Миллионы лет скальные трещины собирали звёздную пыль, надуваемые минералы, потом эта смесь провалилась в земные недра, выстоялась на дне моря, и вот, в здешней широте, на стыке европейского и азиатского пластов, наехавших друг на друга, эту глину выперло вверх – прямо в огороде Эллы!
Он видел эту глину прежде, когда рыл фундамент. Чудная, метаморфозная: цветом серо-голубая, а если помять, то зелёная. Хороша для кладки печи, выдерживает любой жар, употребляется при строительстве домен и как добавка к металлам.
Из людей, как репчатый лук чиряки, высасывает воспаления, боли, страхи.
Сначала изготавливал глиняные диски, увесистые лепёшки. Обкладывал жену спереди и сзади, обматывал пуховой шалью – затворял энергию благотворного радия. По два часа держал да по три раза в сутки. А потом и вовсе стал всё тело толстым слоем обмазывать, будто гуся к костру, и пеклась Элла в схватке атомов, в тихих своих неуёмных думах.
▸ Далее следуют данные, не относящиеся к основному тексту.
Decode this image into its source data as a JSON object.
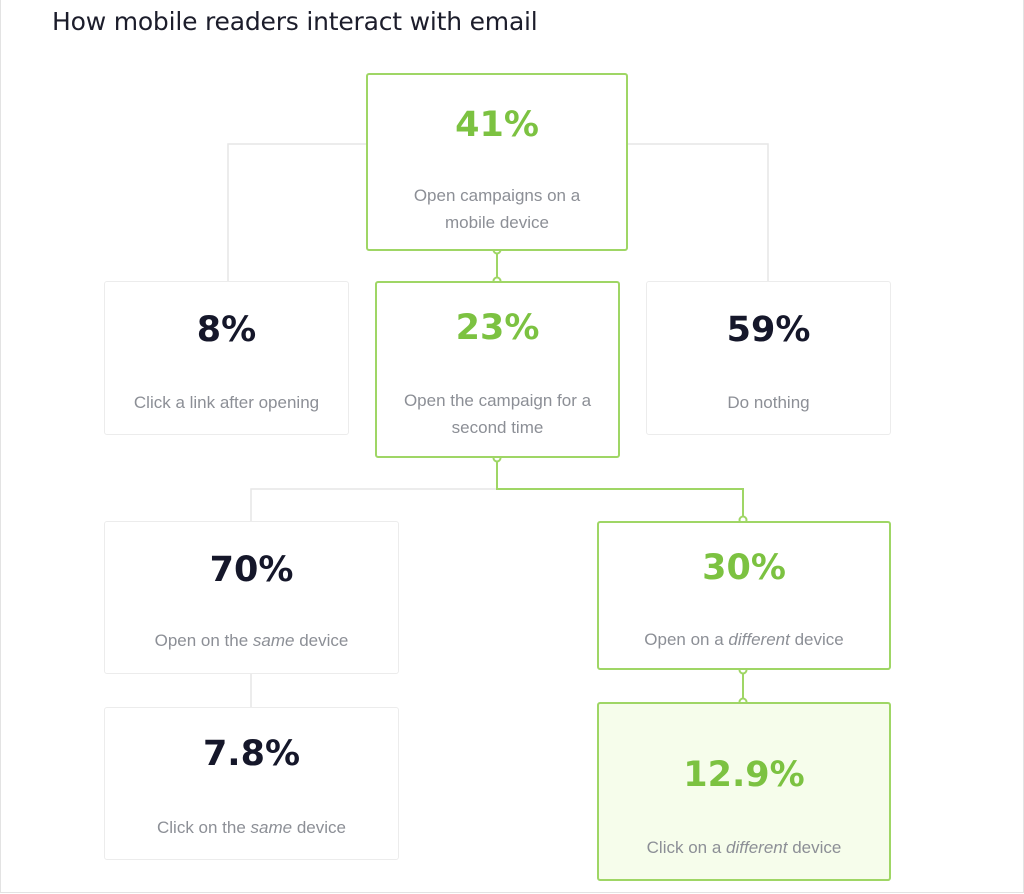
{
  "title": "How mobile readers interact with email",
  "colors": {
    "accent": "#7cc241",
    "accent_border": "#9fd665",
    "dark": "#15172a",
    "muted": "#8c8f96",
    "fill": "#f6fdeb"
  },
  "nodes": {
    "open_mobile": {
      "value": "41%",
      "label_line1": "Open campaigns on a",
      "label_line2": "mobile device"
    },
    "click_link": {
      "value": "8%",
      "label": "Click a link after opening"
    },
    "open_second": {
      "value": "23%",
      "label_line1": "Open the campaign for a",
      "label_line2": "second time"
    },
    "do_nothing": {
      "value": "59%",
      "label": "Do nothing"
    },
    "same_device": {
      "value": "70%",
      "label_pre": "Open on the ",
      "label_em": "same",
      "label_post": " device"
    },
    "different_device": {
      "value": "30%",
      "label_pre": "Open on a ",
      "label_em": "different",
      "label_post": " device"
    },
    "click_same": {
      "value": "7.8%",
      "label_pre": "Click on the ",
      "label_em": "same",
      "label_post": " device"
    },
    "click_different": {
      "value": "12.9%",
      "label_pre": "Click on a ",
      "label_em": "different",
      "label_post": " device"
    }
  }
}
Через три недели поднялась.
И через день сказала:
– Саш, а знаешь что?
– Знаешь, – скривился Люлин.
Пригляделась. Господи, будто век прошёл! Лицо у мужа, как печёное яблоко, усохший череп обрит, обсыпан, будто
– Ты не смейся. У меня, кажется, от твоей глины и цистит прошёл. И яичники вроде как, тьфу-тьфу, не беспокоят. Несмотря что осень. В эту пору как раз прежде мучалась. А сейчас в туалет хожу с бойкой струёй, как девочка.
– А я слышу: того и гляди ведро пробьёшь. – отвечал Люлин, чистя у порога картошку. – А ещё её пьют и едят. Глину-то.
– С маслом?
– С пряслом.
– Я и лицо-то вот помажу!
– Помажь, помажь, младенчиком станешь. Потом замуж за молоденького отдадим, – кривился Люлин.
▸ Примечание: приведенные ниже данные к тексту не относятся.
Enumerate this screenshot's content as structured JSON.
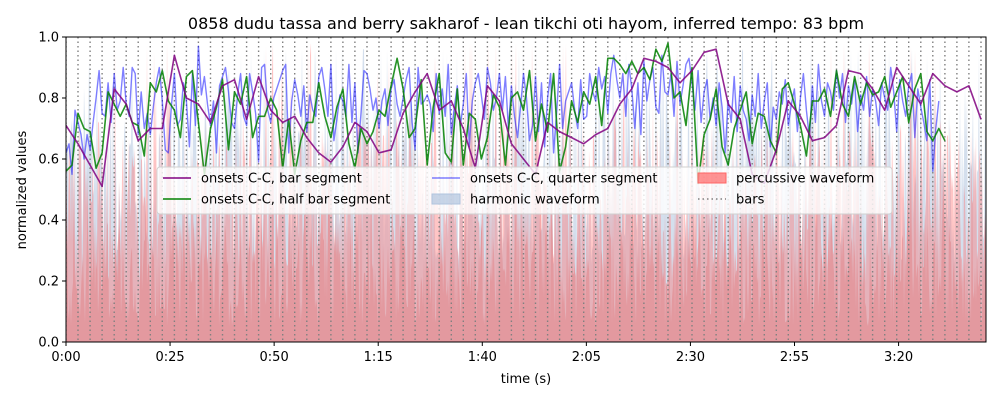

И вот теперь болит у него рука. Обмазать бы той глиной, да нет её. Засыпал, дурень, яму. А теперь – как копать с больной-то рукой, если даже ложку держать невмочь? Да ещё мерзлота в той глубине не отошла.
Элла отправила в больницу. Но там не принимают. Нет у Люлина страхового свидетельства. До сих пор нижегородским значится. Да и там не получал, а может, и получал. Где же помнить-то, раз не болел никогда?
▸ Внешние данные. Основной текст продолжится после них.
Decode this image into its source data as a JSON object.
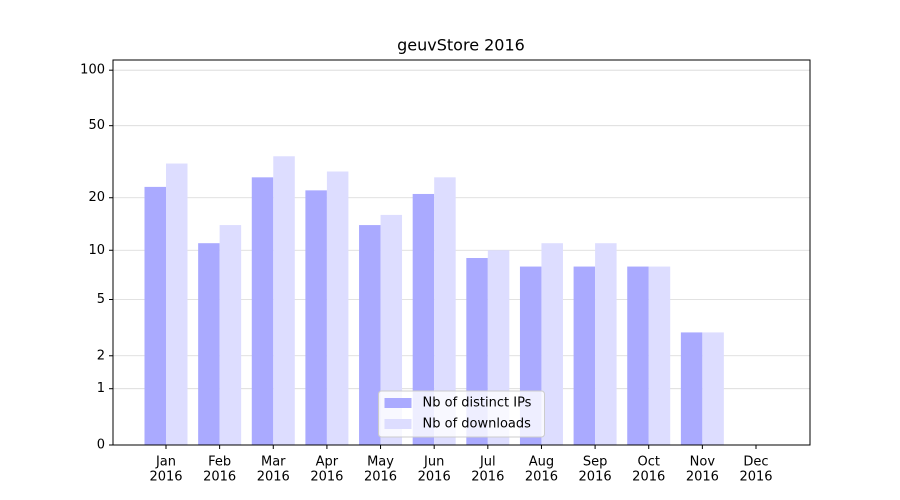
{
  "chart_data": {
    "type": "bar",
    "title": "geuvStore 2016",
    "categories": [
      [
        "Jan",
        "2016"
      ],
      [
        "Feb",
        "2016"
      ],
      [
        "Mar",
        "2016"
      ],
      [
        "Apr",
        "2016"
      ],
      [
        "May",
        "2016"
      ],
      [
        "Jun",
        "2016"
      ],
      [
        "Jul",
        "2016"
      ],
      [
        "Aug",
        "2016"
      ],
      [
        "Sep",
        "2016"
      ],
      [
        "Oct",
        "2016"
      ],
      [
        "Nov",
        "2016"
      ],
      [
        "Dec",
        "2016"
      ]
    ],
    "series": [
      {
        "name": "Nb of distinct IPs",
        "color": "#aaaaff",
        "values": [
          23,
          11,
          26,
          22,
          14,
          21,
          9,
          8,
          8,
          8,
          3,
          0
        ]
      },
      {
        "name": "Nb of downloads",
        "color": "#ddddff",
        "values": [
          31,
          14,
          34,
          28,
          16,
          26,
          10,
          11,
          11,
          8,
          3,
          0
        ]
      }
    ],
    "yscale": "log1p",
    "ylim": [
      0,
      113.5
    ],
    "yticks": [
      0,
      1,
      2,
      5,
      10,
      20,
      50,
      100
    ],
    "grid": true,
    "legend": "lower center"
  }
}
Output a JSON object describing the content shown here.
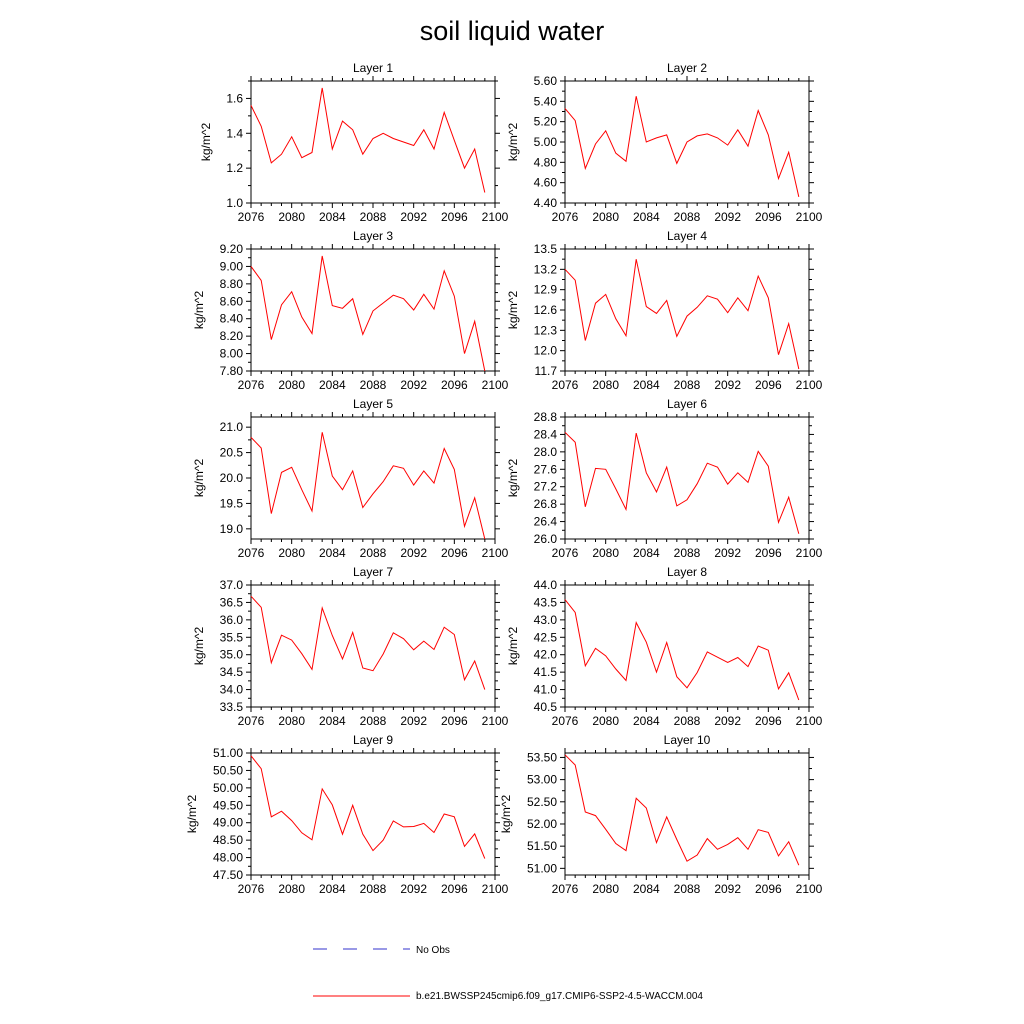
{
  "figure_title": "soil liquid water",
  "legend": [
    {
      "label": "No Obs",
      "color": "#3333cc",
      "dash": "dashed"
    },
    {
      "label": "b.e21.BWSSP245cmip6.f09_g17.CMIP6-SSP2-4.5-WACCM.004",
      "color": "#ff0000",
      "dash": "solid"
    }
  ],
  "chart_data": [
    {
      "type": "line",
      "title": "Layer 1",
      "ylabel": "kg/m^2",
      "xlim": [
        2076,
        2100
      ],
      "x_ticks": [
        "2076",
        "2080",
        "2084",
        "2088",
        "2092",
        "2096",
        "2100"
      ],
      "ylim": [
        1.0,
        1.7
      ],
      "y_ticks": [
        "1.0",
        "1.2",
        "1.4",
        "1.6"
      ],
      "x": [
        2076,
        2077,
        2078,
        2079,
        2080,
        2081,
        2082,
        2083,
        2084,
        2085,
        2086,
        2087,
        2088,
        2089,
        2090,
        2091,
        2092,
        2093,
        2094,
        2095,
        2096,
        2097,
        2098,
        2099
      ],
      "series": [
        {
          "color": "#ff0000",
          "values": [
            1.56,
            1.44,
            1.23,
            1.28,
            1.38,
            1.26,
            1.29,
            1.66,
            1.31,
            1.47,
            1.42,
            1.28,
            1.37,
            1.4,
            1.37,
            1.35,
            1.33,
            1.42,
            1.31,
            1.52,
            1.36,
            1.2,
            1.31,
            1.06
          ]
        }
      ]
    },
    {
      "type": "line",
      "title": "Layer 2",
      "ylabel": "kg/m^2",
      "xlim": [
        2076,
        2100
      ],
      "x_ticks": [
        "2076",
        "2080",
        "2084",
        "2088",
        "2092",
        "2096",
        "2100"
      ],
      "ylim": [
        4.4,
        5.6
      ],
      "y_ticks": [
        "4.40",
        "4.60",
        "4.80",
        "5.00",
        "5.20",
        "5.40",
        "5.60"
      ],
      "x": [
        2076,
        2077,
        2078,
        2079,
        2080,
        2081,
        2082,
        2083,
        2084,
        2085,
        2086,
        2087,
        2088,
        2089,
        2090,
        2091,
        2092,
        2093,
        2094,
        2095,
        2096,
        2097,
        2098,
        2099
      ],
      "series": [
        {
          "color": "#ff0000",
          "values": [
            5.33,
            5.21,
            4.74,
            4.98,
            5.11,
            4.89,
            4.81,
            5.45,
            5.0,
            5.04,
            5.07,
            4.79,
            5.0,
            5.06,
            5.08,
            5.04,
            4.97,
            5.12,
            4.96,
            5.31,
            5.07,
            4.64,
            4.9,
            4.46
          ]
        }
      ]
    },
    {
      "type": "line",
      "title": "Layer 3",
      "ylabel": "kg/m^2",
      "xlim": [
        2076,
        2100
      ],
      "x_ticks": [
        "2076",
        "2080",
        "2084",
        "2088",
        "2092",
        "2096",
        "2100"
      ],
      "ylim": [
        7.8,
        9.2
      ],
      "y_ticks": [
        "7.80",
        "8.00",
        "8.20",
        "8.40",
        "8.60",
        "8.80",
        "9.00",
        "9.20"
      ],
      "x": [
        2076,
        2077,
        2078,
        2079,
        2080,
        2081,
        2082,
        2083,
        2084,
        2085,
        2086,
        2087,
        2088,
        2089,
        2090,
        2091,
        2092,
        2093,
        2094,
        2095,
        2096,
        2097,
        2098,
        2099
      ],
      "series": [
        {
          "color": "#ff0000",
          "values": [
            9.0,
            8.84,
            8.16,
            8.56,
            8.71,
            8.42,
            8.23,
            9.12,
            8.55,
            8.52,
            8.63,
            8.22,
            8.49,
            8.58,
            8.67,
            8.63,
            8.5,
            8.68,
            8.51,
            8.95,
            8.66,
            8.0,
            8.37,
            7.8
          ]
        }
      ]
    },
    {
      "type": "line",
      "title": "Layer 4",
      "ylabel": "kg/m^2",
      "xlim": [
        2076,
        2100
      ],
      "x_ticks": [
        "2076",
        "2080",
        "2084",
        "2088",
        "2092",
        "2096",
        "2100"
      ],
      "ylim": [
        11.7,
        13.5
      ],
      "y_ticks": [
        "11.7",
        "12.0",
        "12.3",
        "12.6",
        "12.9",
        "13.2",
        "13.5"
      ],
      "x": [
        2076,
        2077,
        2078,
        2079,
        2080,
        2081,
        2082,
        2083,
        2084,
        2085,
        2086,
        2087,
        2088,
        2089,
        2090,
        2091,
        2092,
        2093,
        2094,
        2095,
        2096,
        2097,
        2098,
        2099
      ],
      "series": [
        {
          "color": "#ff0000",
          "values": [
            13.2,
            13.04,
            12.15,
            12.7,
            12.83,
            12.47,
            12.22,
            13.35,
            12.65,
            12.55,
            12.74,
            12.21,
            12.51,
            12.64,
            12.81,
            12.76,
            12.56,
            12.78,
            12.59,
            13.1,
            12.78,
            11.94,
            12.4,
            11.73
          ]
        }
      ]
    },
    {
      "type": "line",
      "title": "Layer 5",
      "ylabel": "kg/m^2",
      "xlim": [
        2076,
        2100
      ],
      "x_ticks": [
        "2076",
        "2080",
        "2084",
        "2088",
        "2092",
        "2096",
        "2100"
      ],
      "ylim": [
        18.8,
        21.2
      ],
      "y_ticks": [
        "19.0",
        "19.5",
        "20.0",
        "20.5",
        "21.0"
      ],
      "x": [
        2076,
        2077,
        2078,
        2079,
        2080,
        2081,
        2082,
        2083,
        2084,
        2085,
        2086,
        2087,
        2088,
        2089,
        2090,
        2091,
        2092,
        2093,
        2094,
        2095,
        2096,
        2097,
        2098,
        2099
      ],
      "series": [
        {
          "color": "#ff0000",
          "values": [
            20.8,
            20.59,
            19.3,
            20.11,
            20.21,
            19.77,
            19.35,
            20.9,
            20.04,
            19.77,
            20.14,
            19.42,
            19.69,
            19.93,
            20.24,
            20.19,
            19.86,
            20.14,
            19.9,
            20.58,
            20.17,
            19.05,
            19.61,
            18.8
          ]
        }
      ]
    },
    {
      "type": "line",
      "title": "Layer 6",
      "ylabel": "kg/m^2",
      "xlim": [
        2076,
        2100
      ],
      "x_ticks": [
        "2076",
        "2080",
        "2084",
        "2088",
        "2092",
        "2096",
        "2100"
      ],
      "ylim": [
        26.0,
        28.8
      ],
      "y_ticks": [
        "26.0",
        "26.4",
        "26.8",
        "27.2",
        "27.6",
        "28.0",
        "28.4",
        "28.8"
      ],
      "x": [
        2076,
        2077,
        2078,
        2079,
        2080,
        2081,
        2082,
        2083,
        2084,
        2085,
        2086,
        2087,
        2088,
        2089,
        2090,
        2091,
        2092,
        2093,
        2094,
        2095,
        2096,
        2097,
        2098,
        2099
      ],
      "series": [
        {
          "color": "#ff0000",
          "values": [
            28.45,
            28.22,
            26.74,
            27.62,
            27.6,
            27.15,
            26.68,
            28.43,
            27.52,
            27.08,
            27.65,
            26.76,
            26.9,
            27.27,
            27.74,
            27.65,
            27.26,
            27.52,
            27.3,
            28.01,
            27.67,
            26.38,
            26.96,
            26.12
          ]
        }
      ]
    },
    {
      "type": "line",
      "title": "Layer 7",
      "ylabel": "kg/m^2",
      "xlim": [
        2076,
        2100
      ],
      "x_ticks": [
        "2076",
        "2080",
        "2084",
        "2088",
        "2092",
        "2096",
        "2100"
      ],
      "ylim": [
        33.5,
        37.0
      ],
      "y_ticks": [
        "33.5",
        "34.0",
        "34.5",
        "35.0",
        "35.5",
        "36.0",
        "36.5",
        "37.0"
      ],
      "x": [
        2076,
        2077,
        2078,
        2079,
        2080,
        2081,
        2082,
        2083,
        2084,
        2085,
        2086,
        2087,
        2088,
        2089,
        2090,
        2091,
        2092,
        2093,
        2094,
        2095,
        2096,
        2097,
        2098,
        2099
      ],
      "series": [
        {
          "color": "#ff0000",
          "values": [
            36.68,
            36.36,
            34.77,
            35.56,
            35.42,
            35.03,
            34.58,
            36.34,
            35.55,
            34.88,
            35.64,
            34.62,
            34.54,
            35.02,
            35.63,
            35.46,
            35.14,
            35.39,
            35.15,
            35.79,
            35.58,
            34.28,
            34.82,
            34.0
          ]
        }
      ]
    },
    {
      "type": "line",
      "title": "Layer 8",
      "ylabel": "kg/m^2",
      "xlim": [
        2076,
        2100
      ],
      "x_ticks": [
        "2076",
        "2080",
        "2084",
        "2088",
        "2092",
        "2096",
        "2100"
      ],
      "ylim": [
        40.5,
        44.0
      ],
      "y_ticks": [
        "40.5",
        "41.0",
        "41.5",
        "42.0",
        "42.5",
        "43.0",
        "43.5",
        "44.0"
      ],
      "x": [
        2076,
        2077,
        2078,
        2079,
        2080,
        2081,
        2082,
        2083,
        2084,
        2085,
        2086,
        2087,
        2088,
        2089,
        2090,
        2091,
        2092,
        2093,
        2094,
        2095,
        2096,
        2097,
        2098,
        2099
      ],
      "series": [
        {
          "color": "#ff0000",
          "values": [
            43.58,
            43.21,
            41.68,
            42.18,
            41.97,
            41.59,
            41.26,
            42.92,
            42.36,
            41.5,
            42.35,
            41.37,
            41.05,
            41.49,
            42.08,
            41.93,
            41.78,
            41.92,
            41.66,
            42.25,
            42.13,
            41.02,
            41.48,
            40.7
          ]
        }
      ]
    },
    {
      "type": "line",
      "title": "Layer 9",
      "ylabel": "kg/m^2",
      "xlim": [
        2076,
        2100
      ],
      "x_ticks": [
        "2076",
        "2080",
        "2084",
        "2088",
        "2092",
        "2096",
        "2100"
      ],
      "ylim": [
        47.5,
        51.0
      ],
      "y_ticks": [
        "47.50",
        "48.00",
        "48.50",
        "49.00",
        "49.50",
        "50.00",
        "50.50",
        "51.00"
      ],
      "x": [
        2076,
        2077,
        2078,
        2079,
        2080,
        2081,
        2082,
        2083,
        2084,
        2085,
        2086,
        2087,
        2088,
        2089,
        2090,
        2091,
        2092,
        2093,
        2094,
        2095,
        2096,
        2097,
        2098,
        2099
      ],
      "series": [
        {
          "color": "#ff0000",
          "values": [
            50.92,
            50.55,
            49.17,
            49.33,
            49.06,
            48.71,
            48.51,
            49.97,
            49.51,
            48.67,
            49.5,
            48.67,
            48.2,
            48.5,
            49.05,
            48.88,
            48.89,
            48.98,
            48.72,
            49.25,
            49.17,
            48.32,
            48.68,
            47.97
          ]
        }
      ]
    },
    {
      "type": "line",
      "title": "Layer 10",
      "ylabel": "kg/m^2",
      "xlim": [
        2076,
        2100
      ],
      "x_ticks": [
        "2076",
        "2080",
        "2084",
        "2088",
        "2092",
        "2096",
        "2100"
      ],
      "ylim": [
        50.85,
        53.6
      ],
      "y_ticks": [
        "51.00",
        "51.50",
        "52.00",
        "52.50",
        "53.00",
        "53.50"
      ],
      "x": [
        2076,
        2077,
        2078,
        2079,
        2080,
        2081,
        2082,
        2083,
        2084,
        2085,
        2086,
        2087,
        2088,
        2089,
        2090,
        2091,
        2092,
        2093,
        2094,
        2095,
        2096,
        2097,
        2098,
        2099
      ],
      "series": [
        {
          "color": "#ff0000",
          "values": [
            53.56,
            53.33,
            52.27,
            52.19,
            51.88,
            51.56,
            51.4,
            52.58,
            52.36,
            51.58,
            52.16,
            51.65,
            51.16,
            51.3,
            51.67,
            51.43,
            51.54,
            51.69,
            51.43,
            51.87,
            51.81,
            51.28,
            51.6,
            51.07
          ]
        }
      ]
    }
  ]
}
А по руке будто муравьи бегают. Во всём теле, в голове и ногах, температура.
И Чеслав куда-то исчез. Не берёт трубку.
Люлин все эти дни сидел у печи. Жил при ней. А сейчас по причине головокружения перебрался на диван. Поджал, подтянул согнутые в коленях ноги. И казалось, что уменьшился размером.
Иногда уходил в сон.
На дворе рвал деревья апрель, наступал фронтом южных порывов, громыхал железом, досками, тазами, подвешенными на гвозди ваннами. Сейчас часты штормовые предупреждения, выйдешь утром – еловина вверх корневищем растёт. Вот и дождь пошёл. Апрельская непогода хуже, чем осенняя.
Старость…
Неужели всё? Неужели не будет более радостей, другой женщины? Переезда на новое место? Звонкой рубки топором, страстной любви? Господи!
Скоро придёт время, когда у них с Эллой начнутся бессонницы. На рассвете, в сизом мороке, будут молча лежать, каждый в своей каморке, слушать стоны в трубе и бояться обмолвиться. Дабы другой не подумал, что не спит, что состарился…
А потом кто-то вздохнёт, поднимется с тоской в суставах, вяло шумнёт чайником. И в остуженном за ночь доме под звук струи, пущенной из крана, почудится другая вода, неприютная, сыро-сырая, какая набирается в здешних местах в свежевырытых могилах и отражает не облако, а морок донный…
Рука до того болела, что бросало в пропасть… И решил Люлин кисть отпилить. Пока не заработал гангрену. Положить шину работающей вхолостую бензопилы на руку, а потом дать газ! Тут не надо смелости, силы воли, чтоб крутящуюся цепь продавить в мясо, в кость, как в древесину. Пила сама за счёт своего веса кивнёт. Только прожать гашетку…
Люлин побольше наложил на кисть солидолу, одной рукой поднял бензопилу и положил шиной плашмя, чтобы заранее кожу не резать, не кровить. Вздохнул, приготовился, затем медленно поставил пилу на зубья. Зажмурился и так газанул!